Mas por trás desses relatos vívidos podemos também
imaginar milhares de homens que tiveram vidas menos
glamourosas. Nas lápides erguidas por toda parte, da
Bretanha à Síria, homens relataram com orgulho os cargos
que haviam ocupado e as honrarias que tinham
conquistado, servindo em conselhos, coletando impostos,
e galgando caminho até os primeiros degraus da
graduação burocrática. “Eu, até mesmo eu”, orgulha-se
um norte-africano que começara trabalhando no campo,
“fui acolhido entre os senadores da cidade, que me
permitiram tomar assento nessa instituição... Passei os
anos sendo reconhecido pelos méritos da minha carreira –
anos que as más-línguas nunca conseguiram ferir com
uma acusação... E assim mereci morrer da forma que vivi,
honestamente”.
Não faltam testemunhos de que os administradores
médios do império podiam ser tão interessados em si
quanto os governantes, enchendo os bolsos e promovendo
seus parentes sempre que surgia a oportunidade. Mas
tampouco faltam sinais de que muitos mais eram de fato
sérios, trabalhadores e diligentes. Eles procuravam
assegurar que os aquedutos fossem construídos, que as
estradas fossem mantidas e que as cartas fossem
entregues. Mantiveram a Pax Romana em funcionamento.
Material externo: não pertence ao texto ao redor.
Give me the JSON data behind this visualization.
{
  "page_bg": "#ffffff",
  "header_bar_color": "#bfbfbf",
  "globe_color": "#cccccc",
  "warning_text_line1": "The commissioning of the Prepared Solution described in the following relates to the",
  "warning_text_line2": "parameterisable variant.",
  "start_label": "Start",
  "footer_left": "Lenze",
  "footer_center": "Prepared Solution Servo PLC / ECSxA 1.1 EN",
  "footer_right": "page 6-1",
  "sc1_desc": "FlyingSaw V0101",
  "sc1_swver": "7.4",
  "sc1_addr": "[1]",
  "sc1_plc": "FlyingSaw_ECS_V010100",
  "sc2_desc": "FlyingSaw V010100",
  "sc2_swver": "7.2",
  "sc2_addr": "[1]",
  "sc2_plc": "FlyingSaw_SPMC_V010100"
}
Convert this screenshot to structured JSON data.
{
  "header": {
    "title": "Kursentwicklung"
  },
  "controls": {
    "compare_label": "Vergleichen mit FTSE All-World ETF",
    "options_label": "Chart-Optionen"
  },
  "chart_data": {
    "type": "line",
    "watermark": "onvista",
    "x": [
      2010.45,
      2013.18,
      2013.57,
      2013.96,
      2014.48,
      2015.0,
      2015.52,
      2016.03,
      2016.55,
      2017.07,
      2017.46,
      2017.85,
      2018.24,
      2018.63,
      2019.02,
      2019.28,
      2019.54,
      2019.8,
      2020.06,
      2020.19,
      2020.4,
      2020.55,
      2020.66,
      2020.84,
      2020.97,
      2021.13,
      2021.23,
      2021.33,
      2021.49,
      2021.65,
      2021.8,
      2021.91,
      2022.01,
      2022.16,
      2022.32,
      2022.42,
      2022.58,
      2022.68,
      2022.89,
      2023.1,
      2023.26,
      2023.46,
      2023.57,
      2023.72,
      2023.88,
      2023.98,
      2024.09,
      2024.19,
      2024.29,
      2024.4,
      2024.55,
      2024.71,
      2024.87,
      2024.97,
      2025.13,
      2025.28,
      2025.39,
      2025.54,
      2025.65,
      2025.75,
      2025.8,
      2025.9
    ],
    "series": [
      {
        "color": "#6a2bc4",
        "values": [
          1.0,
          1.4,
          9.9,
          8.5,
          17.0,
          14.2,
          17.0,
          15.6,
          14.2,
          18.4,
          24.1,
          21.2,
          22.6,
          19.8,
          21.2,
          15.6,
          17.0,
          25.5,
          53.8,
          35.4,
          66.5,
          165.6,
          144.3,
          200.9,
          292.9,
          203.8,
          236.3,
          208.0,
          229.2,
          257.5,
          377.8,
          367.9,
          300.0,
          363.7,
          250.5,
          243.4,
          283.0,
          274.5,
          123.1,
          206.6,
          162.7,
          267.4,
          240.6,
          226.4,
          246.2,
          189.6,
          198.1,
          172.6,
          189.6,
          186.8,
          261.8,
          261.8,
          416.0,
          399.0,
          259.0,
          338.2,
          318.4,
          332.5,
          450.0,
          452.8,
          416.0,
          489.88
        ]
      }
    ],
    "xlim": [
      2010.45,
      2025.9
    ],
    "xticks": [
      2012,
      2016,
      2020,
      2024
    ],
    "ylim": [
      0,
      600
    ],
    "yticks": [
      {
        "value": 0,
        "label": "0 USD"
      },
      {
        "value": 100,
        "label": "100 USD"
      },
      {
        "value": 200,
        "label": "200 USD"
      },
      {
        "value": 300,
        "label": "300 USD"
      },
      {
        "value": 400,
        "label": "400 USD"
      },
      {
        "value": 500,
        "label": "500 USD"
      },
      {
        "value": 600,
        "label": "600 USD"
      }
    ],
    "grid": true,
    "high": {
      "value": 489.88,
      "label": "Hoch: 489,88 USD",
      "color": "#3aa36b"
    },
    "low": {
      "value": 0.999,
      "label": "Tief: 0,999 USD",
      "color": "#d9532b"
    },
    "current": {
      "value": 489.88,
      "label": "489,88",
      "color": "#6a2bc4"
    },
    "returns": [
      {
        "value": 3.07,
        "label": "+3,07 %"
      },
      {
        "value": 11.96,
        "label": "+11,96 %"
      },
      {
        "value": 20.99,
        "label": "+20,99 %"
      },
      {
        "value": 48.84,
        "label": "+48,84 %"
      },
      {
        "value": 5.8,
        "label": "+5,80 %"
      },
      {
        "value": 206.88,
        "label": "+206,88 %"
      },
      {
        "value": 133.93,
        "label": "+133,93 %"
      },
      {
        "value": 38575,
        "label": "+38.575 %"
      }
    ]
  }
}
Erros catastróficos podiam ocorrer, e Roma passou por
fases em que saía de uma crise para entrar em outra. Mas
a longo prazo as pressões eram inexoráveis. Guerreiros
conquistaram pequenos Estados, que os obrigaram a se
tornar administradores. A boa administração produziu
Estados mais eficientes, seguros e ricos, e os Estados
resultantes, eficientes, seguros e ricos, deram aos
administradores as ferramentas necessárias para competir
com Estados rivais. Isso, no entanto, obrigou os
administradores a voltar a ser guerreiros, a fim de excluir
seus rivais do negócio – violentamente.
A Besta
Numa clareira da selva, em uma ilha dos mares do sul, um
garoto chamado Simon depara com uma cabeça de porco
espetada numa vara.
“Que engraçado achar que a Besta é algo que vocês
podem caçar e matar!”, diz a cabeça.
Simon não responde. Sua língua está inchada de sede.
Sente o crânio latejar. Está prestes a ter um de seus
ataques.
Lá embaixo na praia, seus colegas estão dançando e
cantando. No início, quando esses estudantes se viram
como náufragos na ilha, tudo era diversão e brincadeira:
eles nadavam, assopravam conchas e dormiam sob as
estrelas. Mas, de modo quase imperceptível, sua pequena
sociedade foi se desagregando. Uma sombra insinuou-se,
minando a amizade deles, assombrando a floresta como
uma Besta má.
Isso durou até certo dia em que um bando de caçadores
adolescentes empalou uma porca que cuidava de suas
crias. A porca berrava. Os garotos, por sua vez, gritavam
excitados, salpicavam um ao outro de sangue e
planejavam o banquete. Mas, primeiro, admitiu o líder
deles, havia uma coisa que eles precisavam fazer. Com um
sorriso arreganhado, ele cortou aquela cabeça, arrancou-a
da carcaça e espetou-a em um pau afiado que haviam
usado para matar o animal. “Essa cabeça é para a Besta”,
gritou ele para a floresta. “É uma oferenda.”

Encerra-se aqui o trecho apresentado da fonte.